Harnessing RKIP to Combat Heart Disease and Cancer

SIMPLE SUMMARY: Two major causes of mortality in the world today are cancer and heart disease. Although these are distinct diseases, their pathomechanisms rely partially on common signaling pathways driven by kinases such as β-adrenoceptor/protein kinase A (PKA) and the mitogen-activated protein (MAP) kinase network. Furthermore, activation of these kinases can lead to both positive and deleterious effects on disease progression. Thus, the goal of therapeutic strategies should be to promote the normalization of these signaling pathways under pathological conditions. Raf kinase inhibitory protein (RKIP) represents a physiological mechanism for achieving this outcome. As a regulator of the cellular kinome, RKIP acts in its unphosphorylated form as a suppressor of metastatic cancer progression by decreasing MAPK signaling. Conversely, in its phosphorylated form, RKIP protects against heart failure by upregulating β-adrenoceptor/PKA signaling.

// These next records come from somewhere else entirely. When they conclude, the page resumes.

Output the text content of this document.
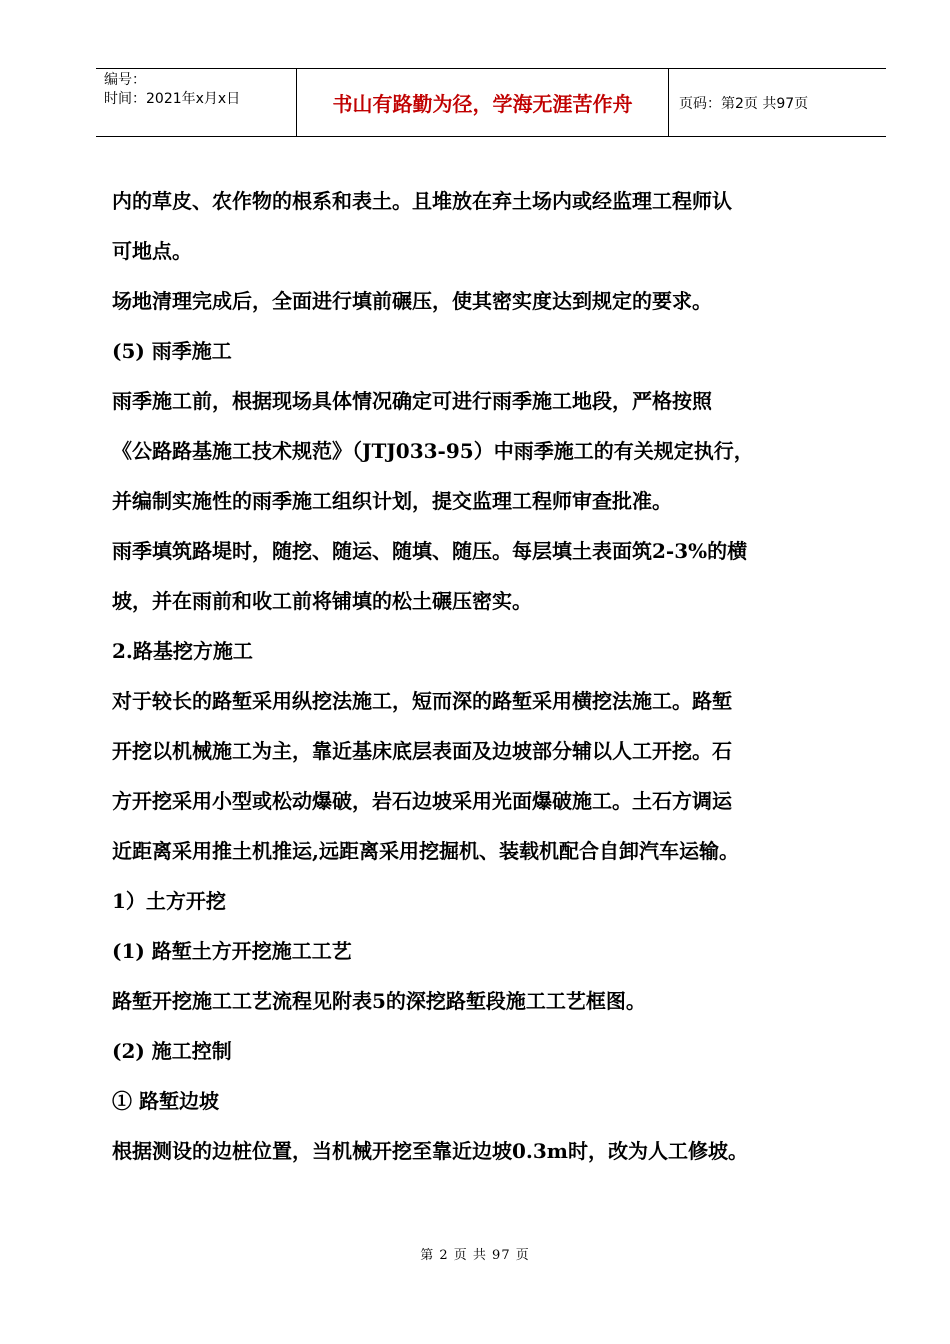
编号：
时间：2021年x月x日	书山有路勤为径，学海无涯苦作舟	页码：第2页 共97页
内的草皮、农作物的根系和表土。且堆放在弃土场内或经监理工程师认
可地点。
场地清理完成后，全面进行填前碾压，使其密实度达到规定的要求。
(5) 雨季施工
雨季施工前，根据现场具体情况确定可进行雨季施工地段，严格按照
《公路路基施工技术规范》（JTJ033-95）中雨季施工的有关规定执行，
并编制实施性的雨季施工组织计划，提交监理工程师审查批准。
雨季填筑路堤时，随挖、随运、随填、随压。每层填土表面筑2-3%的横
坡，并在雨前和收工前将铺填的松土碾压密实。
2.路基挖方施工
对于较长的路堑采用纵挖法施工，短而深的路堑采用横挖法施工。路堑
开挖以机械施工为主，靠近基床底层表面及边坡部分辅以人工开挖。石
方开挖采用小型或松动爆破，岩石边坡采用光面爆破施工。土石方调运
近距离采用推土机推运,远距离采用挖掘机、装载机配合自卸汽车运输。
1）土方开挖
(1) 路堑土方开挖施工工艺
路堑开挖施工工艺流程见附表5的深挖路堑段施工工艺框图。
(2) 施工控制
① 路堑边坡
根据测设的边桩位置，当机械开挖至靠近边坡0.3m时，改为人工修坡。
第 2 页 共 97 页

Here we discuss how leveraging RKIP action by using selective targeting strategies has the potential for the cardio-safe treatment of cancer. ABSTRACT: Cancer and heart disease are leading causes of morbidity and mortality worldwide. These diseases have common risk factors, common molecular signaling pathways that are central to their pathogenesis, and even some disease phenotypes that are interdependent. Thus, a detailed understanding of common regulators is critical for the development of new and synergistic therapeutic strategies. The Raf kinase inhibitory protein (RKIP) is a regulator of the cellular kinome that functions to maintain cellular robustness and prevent the progression of diseases including heart disease and cancer. Two of the key signaling pathways controlled by RKIP are the β-adrenergic receptor (βAR) signaling to protein kinase A (PKA), particularly in the heart, and the MAP kinase cascade Raf/MEK/ERK1/2 that regulates multiple diseases. The goal of this review is to discuss how we can leverage RKIP to suppress cancer without incurring deleterious effects on the heart. Specifically, we discuss: (1) How RKIP functions to either suppress or activate βAR (PKA) and ERK1/2 signaling; (2) How we can prevent cancer-promoting kinase signaling while at the same time avoiding cardiotoxicity.